Better Onboarding Through Science
We recently launched an interactive tutorial for new users of Divshot to make learning the interface a quick, painless process. It's something we've been working on for quite some time and lots of work went into it, but perhaps the most important thing we realized is that it wasn't going to be perfect out of the gate.
Tutorial systems are by their nature a bit brittle: you need users to complete the steps in a certain order and representing the exact state needed for a given step can be tough. I wish I could say that we had a perfect solution for this, but we don't. What we do have, however, is lots and lots of data.
When users are going through our tutorial, we measure everything. Which chapters get started, which steps get completed, the exact point where a user exits the tutorial. We even measure how long it takes a user to complete each step.
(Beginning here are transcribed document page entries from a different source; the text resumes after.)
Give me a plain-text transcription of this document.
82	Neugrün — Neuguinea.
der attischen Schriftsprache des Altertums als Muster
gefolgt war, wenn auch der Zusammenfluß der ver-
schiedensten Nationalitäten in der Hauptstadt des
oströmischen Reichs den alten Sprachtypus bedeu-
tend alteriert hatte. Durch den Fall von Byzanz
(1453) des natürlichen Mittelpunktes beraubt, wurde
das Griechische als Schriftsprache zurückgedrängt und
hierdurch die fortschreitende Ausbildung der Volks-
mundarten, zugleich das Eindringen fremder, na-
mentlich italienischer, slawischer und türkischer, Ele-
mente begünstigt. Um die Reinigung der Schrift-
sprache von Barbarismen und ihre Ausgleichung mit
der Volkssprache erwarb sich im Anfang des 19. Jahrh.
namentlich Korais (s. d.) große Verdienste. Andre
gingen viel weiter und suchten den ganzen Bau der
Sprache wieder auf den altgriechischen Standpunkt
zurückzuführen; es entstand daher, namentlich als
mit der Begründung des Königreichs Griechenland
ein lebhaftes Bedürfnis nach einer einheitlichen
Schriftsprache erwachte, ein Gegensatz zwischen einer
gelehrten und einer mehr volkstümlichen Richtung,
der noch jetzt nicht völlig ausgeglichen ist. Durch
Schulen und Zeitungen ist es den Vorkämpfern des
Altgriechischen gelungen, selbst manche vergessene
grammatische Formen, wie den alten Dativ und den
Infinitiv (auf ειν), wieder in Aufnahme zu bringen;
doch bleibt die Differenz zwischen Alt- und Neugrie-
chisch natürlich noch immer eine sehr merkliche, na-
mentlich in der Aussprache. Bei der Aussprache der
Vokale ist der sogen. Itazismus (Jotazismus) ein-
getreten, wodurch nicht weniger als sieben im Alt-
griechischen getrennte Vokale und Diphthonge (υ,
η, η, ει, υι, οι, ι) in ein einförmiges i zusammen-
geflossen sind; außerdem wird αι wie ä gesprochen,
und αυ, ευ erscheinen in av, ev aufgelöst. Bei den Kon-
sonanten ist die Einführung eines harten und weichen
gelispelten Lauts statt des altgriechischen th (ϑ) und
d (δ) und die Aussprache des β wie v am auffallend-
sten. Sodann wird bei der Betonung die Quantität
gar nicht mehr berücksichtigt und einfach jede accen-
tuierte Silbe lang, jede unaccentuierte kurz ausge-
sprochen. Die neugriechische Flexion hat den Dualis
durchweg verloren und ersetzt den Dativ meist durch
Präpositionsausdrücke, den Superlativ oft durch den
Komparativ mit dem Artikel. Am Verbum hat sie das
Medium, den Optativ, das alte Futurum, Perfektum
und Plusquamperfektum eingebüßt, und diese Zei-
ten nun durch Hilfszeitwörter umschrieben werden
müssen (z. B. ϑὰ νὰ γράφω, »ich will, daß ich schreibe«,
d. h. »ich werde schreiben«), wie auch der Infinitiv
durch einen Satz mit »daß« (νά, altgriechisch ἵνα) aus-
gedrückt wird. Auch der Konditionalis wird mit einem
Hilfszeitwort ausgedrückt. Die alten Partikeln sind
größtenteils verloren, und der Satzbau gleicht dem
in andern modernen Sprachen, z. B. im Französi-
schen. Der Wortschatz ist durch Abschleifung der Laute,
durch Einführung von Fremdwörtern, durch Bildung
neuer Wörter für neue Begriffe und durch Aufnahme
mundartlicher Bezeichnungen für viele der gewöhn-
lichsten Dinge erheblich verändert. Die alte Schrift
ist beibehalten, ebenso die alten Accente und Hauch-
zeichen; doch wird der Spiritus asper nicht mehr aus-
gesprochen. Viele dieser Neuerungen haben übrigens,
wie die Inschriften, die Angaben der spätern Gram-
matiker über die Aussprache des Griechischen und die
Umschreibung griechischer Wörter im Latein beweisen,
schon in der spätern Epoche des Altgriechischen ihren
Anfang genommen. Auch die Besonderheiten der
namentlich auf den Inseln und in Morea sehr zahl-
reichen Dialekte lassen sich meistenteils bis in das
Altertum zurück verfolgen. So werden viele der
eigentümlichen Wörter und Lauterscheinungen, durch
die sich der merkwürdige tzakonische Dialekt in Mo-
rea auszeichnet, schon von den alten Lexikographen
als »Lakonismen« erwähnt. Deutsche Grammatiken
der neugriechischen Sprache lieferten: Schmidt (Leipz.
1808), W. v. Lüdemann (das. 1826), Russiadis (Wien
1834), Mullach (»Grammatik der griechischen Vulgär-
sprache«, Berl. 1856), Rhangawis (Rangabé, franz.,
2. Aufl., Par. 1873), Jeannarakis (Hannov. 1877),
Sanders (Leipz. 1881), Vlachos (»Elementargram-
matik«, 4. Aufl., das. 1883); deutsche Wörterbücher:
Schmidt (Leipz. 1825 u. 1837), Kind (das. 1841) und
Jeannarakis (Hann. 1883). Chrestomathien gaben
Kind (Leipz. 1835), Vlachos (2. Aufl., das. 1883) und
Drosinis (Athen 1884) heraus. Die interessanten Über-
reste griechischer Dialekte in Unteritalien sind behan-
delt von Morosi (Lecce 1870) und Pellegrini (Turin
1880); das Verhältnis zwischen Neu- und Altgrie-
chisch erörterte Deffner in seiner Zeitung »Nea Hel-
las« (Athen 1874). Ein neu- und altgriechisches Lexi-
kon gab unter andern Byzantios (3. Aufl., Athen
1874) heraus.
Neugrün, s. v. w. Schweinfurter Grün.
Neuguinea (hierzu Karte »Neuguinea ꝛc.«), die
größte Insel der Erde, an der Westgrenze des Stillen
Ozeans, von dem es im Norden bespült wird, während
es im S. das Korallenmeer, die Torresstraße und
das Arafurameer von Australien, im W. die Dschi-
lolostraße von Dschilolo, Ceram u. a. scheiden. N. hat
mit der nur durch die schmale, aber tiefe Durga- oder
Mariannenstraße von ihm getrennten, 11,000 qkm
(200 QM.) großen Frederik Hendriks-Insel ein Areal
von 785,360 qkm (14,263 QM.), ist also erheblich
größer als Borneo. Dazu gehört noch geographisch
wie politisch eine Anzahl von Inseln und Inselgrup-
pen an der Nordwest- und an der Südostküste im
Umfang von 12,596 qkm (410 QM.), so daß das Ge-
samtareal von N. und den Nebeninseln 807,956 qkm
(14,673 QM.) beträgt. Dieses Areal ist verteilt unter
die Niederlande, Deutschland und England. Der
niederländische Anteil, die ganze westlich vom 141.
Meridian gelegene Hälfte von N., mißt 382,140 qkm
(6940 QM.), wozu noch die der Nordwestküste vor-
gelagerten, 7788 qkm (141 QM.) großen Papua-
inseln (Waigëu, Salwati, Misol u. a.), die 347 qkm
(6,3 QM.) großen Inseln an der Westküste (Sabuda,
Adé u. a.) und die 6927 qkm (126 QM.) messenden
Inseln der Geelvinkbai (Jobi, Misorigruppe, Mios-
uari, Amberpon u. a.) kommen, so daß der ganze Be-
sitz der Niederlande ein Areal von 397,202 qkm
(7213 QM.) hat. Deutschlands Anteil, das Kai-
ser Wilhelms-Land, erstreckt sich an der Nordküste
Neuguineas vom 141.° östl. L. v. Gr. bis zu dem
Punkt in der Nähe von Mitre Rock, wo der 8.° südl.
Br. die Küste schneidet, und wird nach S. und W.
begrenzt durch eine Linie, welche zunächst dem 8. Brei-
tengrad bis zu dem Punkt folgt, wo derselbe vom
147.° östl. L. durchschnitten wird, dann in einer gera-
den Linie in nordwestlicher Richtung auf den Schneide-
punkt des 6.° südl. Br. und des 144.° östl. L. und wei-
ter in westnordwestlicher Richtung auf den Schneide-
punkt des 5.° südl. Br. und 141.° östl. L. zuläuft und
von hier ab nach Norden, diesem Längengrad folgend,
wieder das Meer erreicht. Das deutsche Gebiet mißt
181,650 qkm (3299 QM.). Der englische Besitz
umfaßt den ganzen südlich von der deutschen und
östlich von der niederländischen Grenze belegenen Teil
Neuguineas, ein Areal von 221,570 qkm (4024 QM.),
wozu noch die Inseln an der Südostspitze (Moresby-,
We launched tutorials mid-afternoon on a Friday to give us some light weekend data to evaluate before usage really picked up during the week. One of our tour chapters walks users through the basics of building an interface in Divshot. It's the longest and most complex of the bunch, but when we looked at the data we saw that completion was well below what we hoped. Thanks to robust measurement, however, we weren't left guessing:
See the problem? We noticed a steep drop-off of step completion after Step 7 in the tutorial. While some of the other steps have small drops, Step 8 seems to be a major sticking point.
As it turns out, there was a combination of a small technical glitch and less-than-clear instruction in that step that led our users down the wrong path. We deployed a small fix to help address it and also rolled out a more reliable way to make sure no one gets "stuck" in the tutorial. Two days later, the drop-off chart looks like this:
If we hadn't implemented robust measurement before we launched our onboarding tutorial, it may have taken days of back-and-forth with customers to identify the true source of the problem. Going forward we'll be able to do even more slicing and dicing, figuring out if any of our chapters are too long or steps too confusing.
Every application is an experiment, but often times you don't know every hypothesis you'll want to test in advance. If you plan robust measurement into every feature you build, you'll have all the better chance of catching and identifying potential improvements quickly like we were able to this time.
Note: I know that none of the things described in this article actually represent the scientific method and are simply basic statistical analysis, but I still like the title.